Light at the End of the Tunnel?



The whole crusade against it makes total sense, but there's a problem: radical estimates suggests that around 80 percent of jobs in Slovenia were arranged through personal connections. That means that many who moan over the situation actually benefited from it.
We may start out as idealistic job seekers, but most of us soon realise that many job adverts are placed just to follow procedure - the one who gets the job will be the one who was "recommended". Realise that, and it's not long before you give in and start inviting people to dinners and cultivating useful friendships.
When these practices happen in the world of small business and lower bureaucracy, and when favours represent nothing more than an invitation to a barbeque, it's easy to dismiss it as harmless. It's when such an attitude extends to the world of multi-million Euro deals between the state and privately owned business that it's time to worry. This sort of thing might have been widely accepted practice in times of socialism, but the problem is that the change of system has done nothing to eradicate it. On the contrary: by lifting restraints on individual wealth, it's actually made matters worse. In the past 20 years of our capitalist economy, little reward has been left for the fair-players in certain businesses. They quickly become uncompetitive and in many cases it was either accept the "rules" or stay on the margins.

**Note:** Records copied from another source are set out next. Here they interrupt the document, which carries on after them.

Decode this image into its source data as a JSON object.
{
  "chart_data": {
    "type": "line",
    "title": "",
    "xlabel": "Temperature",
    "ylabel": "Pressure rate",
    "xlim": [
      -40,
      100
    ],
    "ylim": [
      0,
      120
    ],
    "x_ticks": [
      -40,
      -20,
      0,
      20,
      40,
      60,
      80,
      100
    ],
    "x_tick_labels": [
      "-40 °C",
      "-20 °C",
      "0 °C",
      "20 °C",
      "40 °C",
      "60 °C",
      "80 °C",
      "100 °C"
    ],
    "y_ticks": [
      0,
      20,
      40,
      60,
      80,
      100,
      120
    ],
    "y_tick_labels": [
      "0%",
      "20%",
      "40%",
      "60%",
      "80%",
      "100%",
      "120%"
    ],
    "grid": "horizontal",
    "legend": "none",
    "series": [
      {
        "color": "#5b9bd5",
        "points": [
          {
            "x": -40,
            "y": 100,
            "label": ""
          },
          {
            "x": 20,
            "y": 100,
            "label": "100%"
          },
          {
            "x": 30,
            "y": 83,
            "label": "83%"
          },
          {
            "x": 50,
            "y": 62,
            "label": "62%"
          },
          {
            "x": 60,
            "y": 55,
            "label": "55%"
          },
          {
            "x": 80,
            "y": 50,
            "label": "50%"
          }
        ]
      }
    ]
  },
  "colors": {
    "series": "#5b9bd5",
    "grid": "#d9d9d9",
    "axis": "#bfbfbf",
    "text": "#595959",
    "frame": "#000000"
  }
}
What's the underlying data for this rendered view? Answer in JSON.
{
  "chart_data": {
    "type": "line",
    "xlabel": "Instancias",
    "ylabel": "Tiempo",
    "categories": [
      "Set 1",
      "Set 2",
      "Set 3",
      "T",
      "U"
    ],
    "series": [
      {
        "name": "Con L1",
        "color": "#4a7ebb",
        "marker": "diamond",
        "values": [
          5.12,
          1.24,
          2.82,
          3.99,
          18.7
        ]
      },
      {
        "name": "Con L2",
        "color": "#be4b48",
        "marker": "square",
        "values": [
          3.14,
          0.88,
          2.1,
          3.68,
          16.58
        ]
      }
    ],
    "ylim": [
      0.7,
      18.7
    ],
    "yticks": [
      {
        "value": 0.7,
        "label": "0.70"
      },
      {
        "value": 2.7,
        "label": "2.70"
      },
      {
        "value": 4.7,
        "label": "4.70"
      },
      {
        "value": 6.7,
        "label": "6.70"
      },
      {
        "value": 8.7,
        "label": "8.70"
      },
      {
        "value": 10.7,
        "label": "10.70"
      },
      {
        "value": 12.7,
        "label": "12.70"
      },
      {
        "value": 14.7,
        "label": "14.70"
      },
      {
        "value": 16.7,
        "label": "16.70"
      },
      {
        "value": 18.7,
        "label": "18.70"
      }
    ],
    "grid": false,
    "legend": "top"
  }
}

The crescendo has come with the previous government's wave of privatisation and the worldwide economic crisis. State-owned banks issued loans to individuals in order buy out the shares in state-owned companies. Needless to say most people involved knew the other stakeholders well. As the economic crisis kicked in, the share values sunk far below the actual debts. The perversion became so obvious that everyone quickly realised that taxpayers are now repaying the sins of the business elite. "Tycoons" became the embodiment of corruption and clientelism and, as such, the ultimate enemies of the people.
The Commission for Prevention of Corruption, which under its new boss Goran Klemenčič has become a highly trustworthy institution, has now blessed us with a work of art. They have released a piece of online software which allows any user to peek into the transactions of budget-sponsored companies. It displays raw data which of course needs proper interpretation, but some numbers are shocking enough on first sight. It also doesn't require much analysis to find out that certain companies enjoyed enormous privileges just under a certain government. Interesting, because in the world of politics any party will always say it is "us" who are fair and transparent against "them", who are corrupt. Actually it needs to be that way, because pointing to another is a means to make the own sin more relative.
As the corruption watchdog has pointed out, Slovenian corruption is systemic, not administrative. This is a more academic rephrase of a common finding that over here it's very difficult to bribe an officer, while the state administration is highly corrupt. If this means that the individuals can keep their integrity even while the society as a whole works against it, at least some optimism remains - optimism that bad attitudes have reached their turning point. That all the bits and pieces, the revelations and the new software are leading to the conclusion that a transparent country is in everyone's interest. And that these conclusions will guide a new generation of businessmen, politicians and voters. Too much to hope for?